Los primeros dos días con Valentina de vuelta en la casa se sucedieron con relativa calma. Ella permanecía sumergida en un letargo que la sacaba del mundo. Había que fijar la atención para percibir algún signo de vida en su cuerpo. No se quejaba, pero eso hacía que tampoco emitiera ese lamento apenas audible que hasta hacía poco había sido su único signo de comunicación con el mundo. Fernando no supo qué era peor. Permaneció a su lado de día y de noche. Comió, durmió y recordó a su lado. Ni la enfermera ni su hijo lograron alejarlo de allí en ningún momento. No podría decirse que lo movía un sufrimiento atroz. Tampoco una indiferencia ciega. Sintió que debía permanecer allí y allí estuvo. Eso fue todo.

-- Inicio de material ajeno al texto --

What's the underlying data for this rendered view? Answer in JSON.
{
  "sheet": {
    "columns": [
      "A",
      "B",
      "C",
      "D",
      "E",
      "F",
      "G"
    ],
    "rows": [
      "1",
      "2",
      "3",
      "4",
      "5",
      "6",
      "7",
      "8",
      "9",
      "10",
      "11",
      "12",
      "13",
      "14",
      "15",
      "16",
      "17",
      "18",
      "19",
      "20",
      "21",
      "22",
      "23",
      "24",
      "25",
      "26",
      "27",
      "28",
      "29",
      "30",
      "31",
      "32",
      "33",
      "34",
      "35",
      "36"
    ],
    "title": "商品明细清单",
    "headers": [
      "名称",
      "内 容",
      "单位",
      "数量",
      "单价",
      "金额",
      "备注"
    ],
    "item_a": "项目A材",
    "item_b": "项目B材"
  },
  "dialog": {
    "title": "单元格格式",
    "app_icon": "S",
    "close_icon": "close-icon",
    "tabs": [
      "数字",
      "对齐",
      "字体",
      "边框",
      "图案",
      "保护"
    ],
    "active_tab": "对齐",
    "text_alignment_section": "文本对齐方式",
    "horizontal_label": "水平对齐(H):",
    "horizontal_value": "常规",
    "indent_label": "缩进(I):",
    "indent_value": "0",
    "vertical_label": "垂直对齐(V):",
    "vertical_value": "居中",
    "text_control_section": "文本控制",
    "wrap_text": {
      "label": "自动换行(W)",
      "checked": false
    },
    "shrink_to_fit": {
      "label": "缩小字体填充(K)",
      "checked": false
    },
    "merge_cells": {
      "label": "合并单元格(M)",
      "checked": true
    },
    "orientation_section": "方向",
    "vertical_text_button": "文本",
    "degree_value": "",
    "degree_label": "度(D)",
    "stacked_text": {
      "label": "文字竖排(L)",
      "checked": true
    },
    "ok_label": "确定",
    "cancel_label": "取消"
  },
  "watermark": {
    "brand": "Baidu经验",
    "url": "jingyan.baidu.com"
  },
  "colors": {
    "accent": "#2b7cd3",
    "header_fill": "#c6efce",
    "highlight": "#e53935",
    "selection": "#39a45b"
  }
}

Al tercer día subió al cuarto de planchado para regresar con un atril de madera envejecida y dos lienzos amarillentos. Los ubicó frente a su mujer de manera que recibieran toda la luz que provenía desde la ventana. Enjuagó los pinceles y ablandó los pomos de pintura. Tuvo que descartar la mayoría por inservibles pero logró reunir una cantidad suficiente. Se detuvo un largo rato observando la escena antes de comenzar a dibujar con carbonilla negra sobre la tela. Desde entonces no se detuvo más. Pintaba y dibujaba durante horas sin emitir sonido mirando a su mujer sólo cuando el dibujo lo requería. Cada dos o tres días, según el caso, consideraba finalizado un cuadro y lo ubicaba sobre el piso debajo de la ventana. Lo observaba con atención, “clínicamente” y dejaba una pequeña esquela debajo del lienzo con observaciones: “está perdiendo expresión en el rostro” o “ahora se observan signos de adelgazamiento” o “desde el Jueves no mueve los labios” o cosas por el estilo. Luego se dormía exhausto y satisfecho sobre el sillón.

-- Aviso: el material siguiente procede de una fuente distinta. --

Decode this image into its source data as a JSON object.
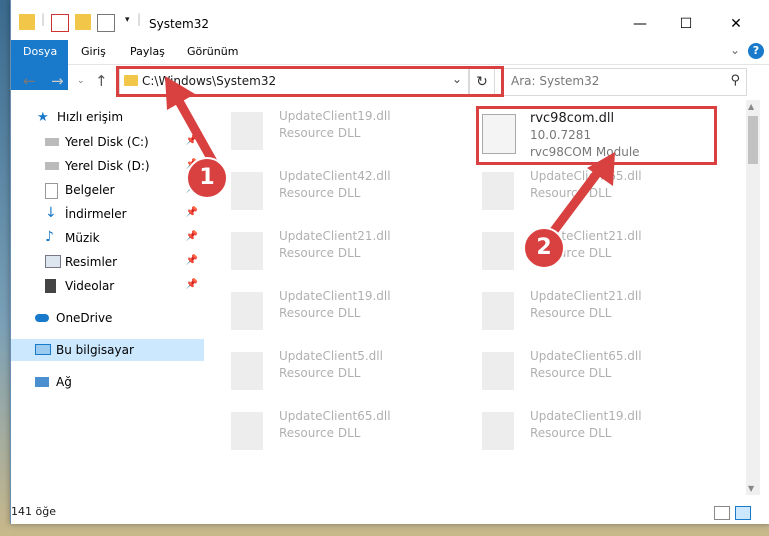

Fue necesario que la enfermera y su hijo se ocuparan de proveerle los insumos para su tarea. No tenía que solicitarlo, ellos inventariaban las reservas cada día y se ocupaban espontáneamente de reponer lo faltante. Ninguno de los dos logró, y no por que no lo hubieran intentado, establecer una conversación con Fernando. La única vía de relación parecía restringirse a sus escuetas observaciones escritas al pié de cada obra. Fuera de éso, silencio, sólo silencio.